Überblick
Elektrische Saunaöfen sind große ohmsche Verbraucher. Auch kurze Sitzungen machen sich deshalb auf der Stromrechnung bemerkbar. Dieser Rechner schätzt, wie viel Strom eine Saunasitzung verbraucht, was ein einzelner Besuch kostet und wie sich regelmäßige Saunagewohnheiten über ein ganzes Jahr summieren. Er arbeitet mit einfachen Eingaben wie Ofenleistung, Aufheizdauer und Strompreis und hält die Rechnung transparent, damit Sie Annahmen bei Preisänderungen schnell anpassen können.
So verwenden Sie das Tool
- Geben Sie die Ofenleistung in Kilowatt ein. Typische elektrische Heimsaunaöfen liegen etwa bei 6–10 kW; holzbefeuerte Öfen werden nicht berücksichtigt, weil ihr Energiegehalt schwerer vergleichbar ist.
- Stellen Sie die Heizzeit in Minuten ein. Berücksichtigen Sie sowohl das Vorheizen als auch die Zeit, in der der Ofen während des Saunierens weiterläuft.
- Lassen Sie entweder den Standard-Strompreis aktiviert oder tragen Sie Ihren eigenen Preis in Cent pro kWh ein.
- Die Ergebnisse zeigen den Energieverbrauch pro Sitzung, die Kosten pro Sitzung und eine Tabelle mit Jahreskosten für 1 bis 7 Saunaabende pro Woche.
Formel und Annahmen
Die Berechnung folgt einfacher Physik:
- Energie (kWh) = Leistung (kW) × Zeit (Stunden).

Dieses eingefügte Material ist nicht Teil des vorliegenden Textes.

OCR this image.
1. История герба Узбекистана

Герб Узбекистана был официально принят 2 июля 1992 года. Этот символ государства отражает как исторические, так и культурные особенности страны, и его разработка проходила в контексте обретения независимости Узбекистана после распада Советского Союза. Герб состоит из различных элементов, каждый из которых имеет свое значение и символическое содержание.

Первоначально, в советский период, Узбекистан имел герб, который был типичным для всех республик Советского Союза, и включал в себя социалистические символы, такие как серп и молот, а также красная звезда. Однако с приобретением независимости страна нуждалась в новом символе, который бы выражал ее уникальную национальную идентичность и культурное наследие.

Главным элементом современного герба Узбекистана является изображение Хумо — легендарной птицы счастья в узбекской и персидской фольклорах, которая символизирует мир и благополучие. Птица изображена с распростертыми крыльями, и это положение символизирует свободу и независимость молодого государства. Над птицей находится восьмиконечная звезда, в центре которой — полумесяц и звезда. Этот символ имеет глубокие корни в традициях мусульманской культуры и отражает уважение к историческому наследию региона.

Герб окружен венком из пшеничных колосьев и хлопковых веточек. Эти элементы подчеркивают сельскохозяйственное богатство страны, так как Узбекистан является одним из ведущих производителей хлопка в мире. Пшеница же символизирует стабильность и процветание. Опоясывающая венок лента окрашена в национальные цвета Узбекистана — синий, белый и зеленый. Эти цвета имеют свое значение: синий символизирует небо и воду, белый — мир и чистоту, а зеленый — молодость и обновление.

- Kosten (€) = Energie × Preis (€/kWh).
Die Zeit wird von Minuten in Stunden umgerechnet; der Preis wird von Cent in Euro umgerechnet. Die Jahrestabelle rechnet mit 52 Wochen, damit der Werte über Jahre hinweg vergleichbar bleiben. Lüftungsverluste, Standby-Wärme und Wärmeverluste durch Türöffnen werden nicht modelliert, damit das Ergebnis einfach und reproduzierbar bleibt.
Ergebnisse einordnen
- Energie pro Sitzung zeigt, wie viele Kilowattstunden eine einzelne Saunanutzung verbraucht.
- Kosten pro Sitzung zeigen die direkte Belastung Ihrer Stromrechnung zum gewählten Tarif.

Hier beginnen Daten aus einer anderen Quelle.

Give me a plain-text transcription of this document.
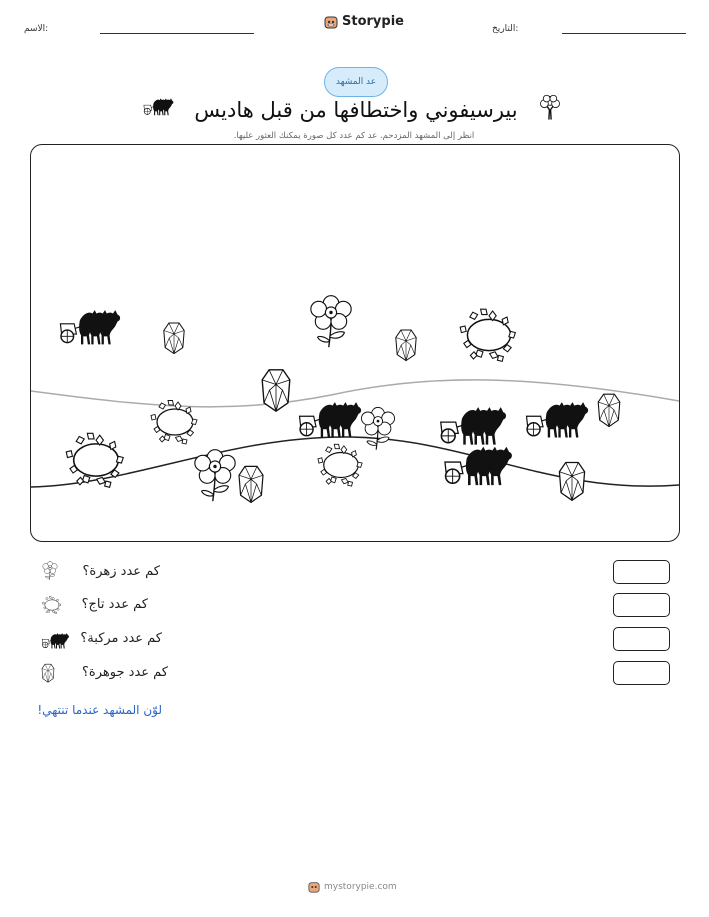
الاسم:	Storypie	التاريخ:
عد المشهد
بيرسيفوني واختطافها من قبل هاديس
انظر إلى المشهد المزدحم. عد كم عدد كل صورة يمكنك العثور عليها.
كم عدد زهرة؟
كم عدد تاج؟
كم عدد مركبة؟
كم عدد جوهرة؟
لوّن المشهد عندما تنتهي!
mystorypie.com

- Die Tabelle nach wöchentlicher Häufigkeit macht den Multiplikatoreffekt sichtbar: Doppelt so viele Saunagänge pro Woche bedeuten näherungsweise doppelte Jahresenergie und doppelte Jahreskosten. Nutzen Sie die Tabelle, um zu entscheiden, ob ein zusätzlicher Saunaabend ins Budget passt oder ob kürzeres Vorheizen spürbar Euro sparen kann.
Praktische Tipps
- Ein etwas niedrigerer Thermostatwert oder 10–15 Minuten weniger Vorheizen können den Gesamtverbrauch oft deutlich senken.

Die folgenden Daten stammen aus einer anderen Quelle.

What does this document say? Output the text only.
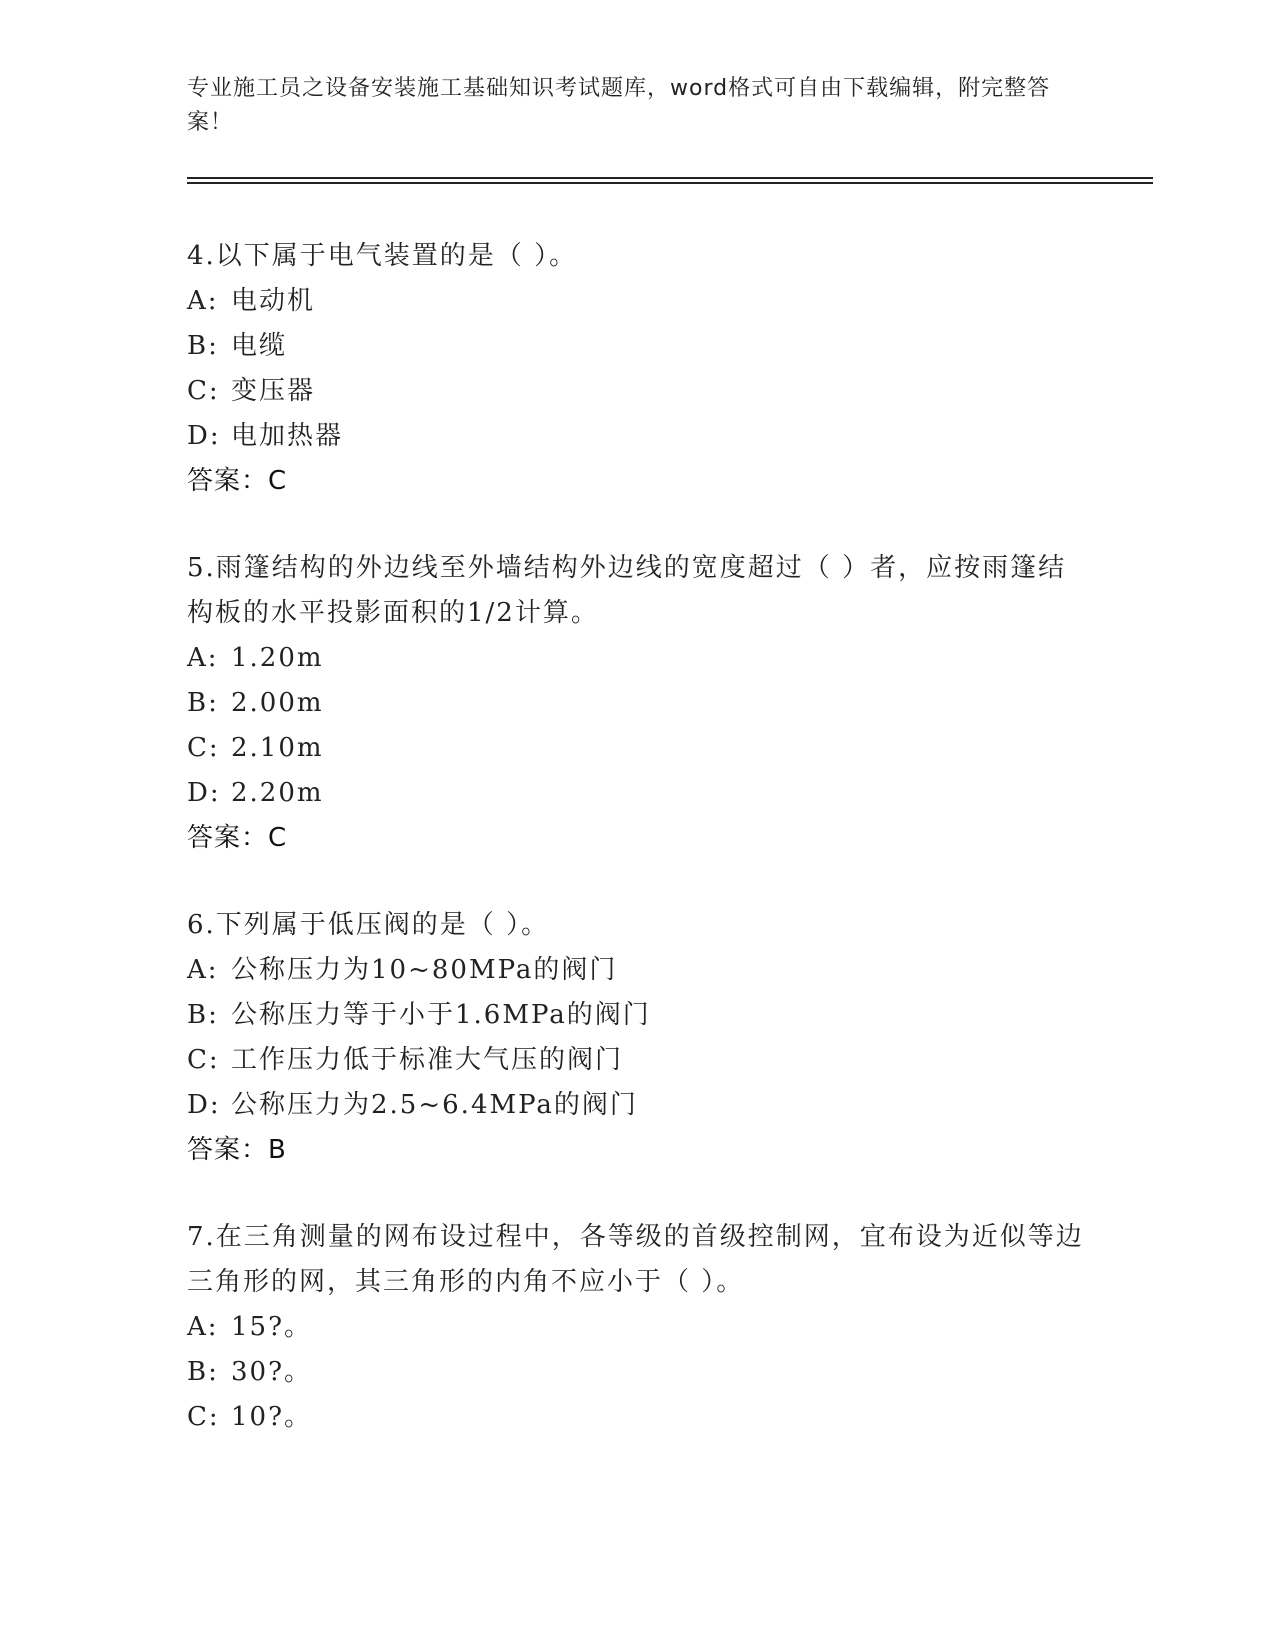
专业施工员之设备安装施工基础知识考试题库，word格式可自由下载编辑，附完整答案！

4.以下属于电气装置的是（ ）。

A: 电动机

B: 电缆

C: 变压器

D: 电加热器

答案：C

5.雨篷结构的外边线至外墙结构外边线的宽度超过（ ）者，应按雨篷结构板的水平投影面积的1/2计算。

A: 1.20m

B: 2.00m

C: 2.10m

D: 2.20m

答案：C

6.下列属于低压阀的是（ ）。

A: 公称压力为10~80MPa的阀门

B: 公称压力等于小于1.6MPa的阀门

C: 工作压力低于标准大气压的阀门

D: 公称压力为2.5~6.4MPa的阀门

答案：B

7.在三角测量的网布设过程中，各等级的首级控制网，宜布设为近似等边三角形的网，其三角形的内角不应小于（ ）。

A: 15?。

B: 30?。

C: 10?。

- Bei zeitabhängigen Stromtarifen kann das Aufheizen zu günstigeren Stunden die Kosten pro Sitzung reduzieren, auch wenn der kWh-Verbrauch gleich bleibt.
- Vergleichen Sie die Kosten mit anderen Haushaltsverbräuchen wie Trockner, Geschirrspüler oder Elektroheizung, um Prioritäten zu setzen.
Praktische Prüfliste
Das Ergebnis ist eine Näherung. Saunaaufbau, Dämmung, Lüftung, Raumtemperatur, gewünschte Endtemperatur und Nutzungsdauer beeinflussen den tatsächlichen Verbrauch. Für Budgetplanung und Tarifvergleiche ist der Rechner sehr hilfreich; für eine exakte Energiebilanz sollten reale Verbrauchsdaten oder ein Strommessgerät herangezogen werden.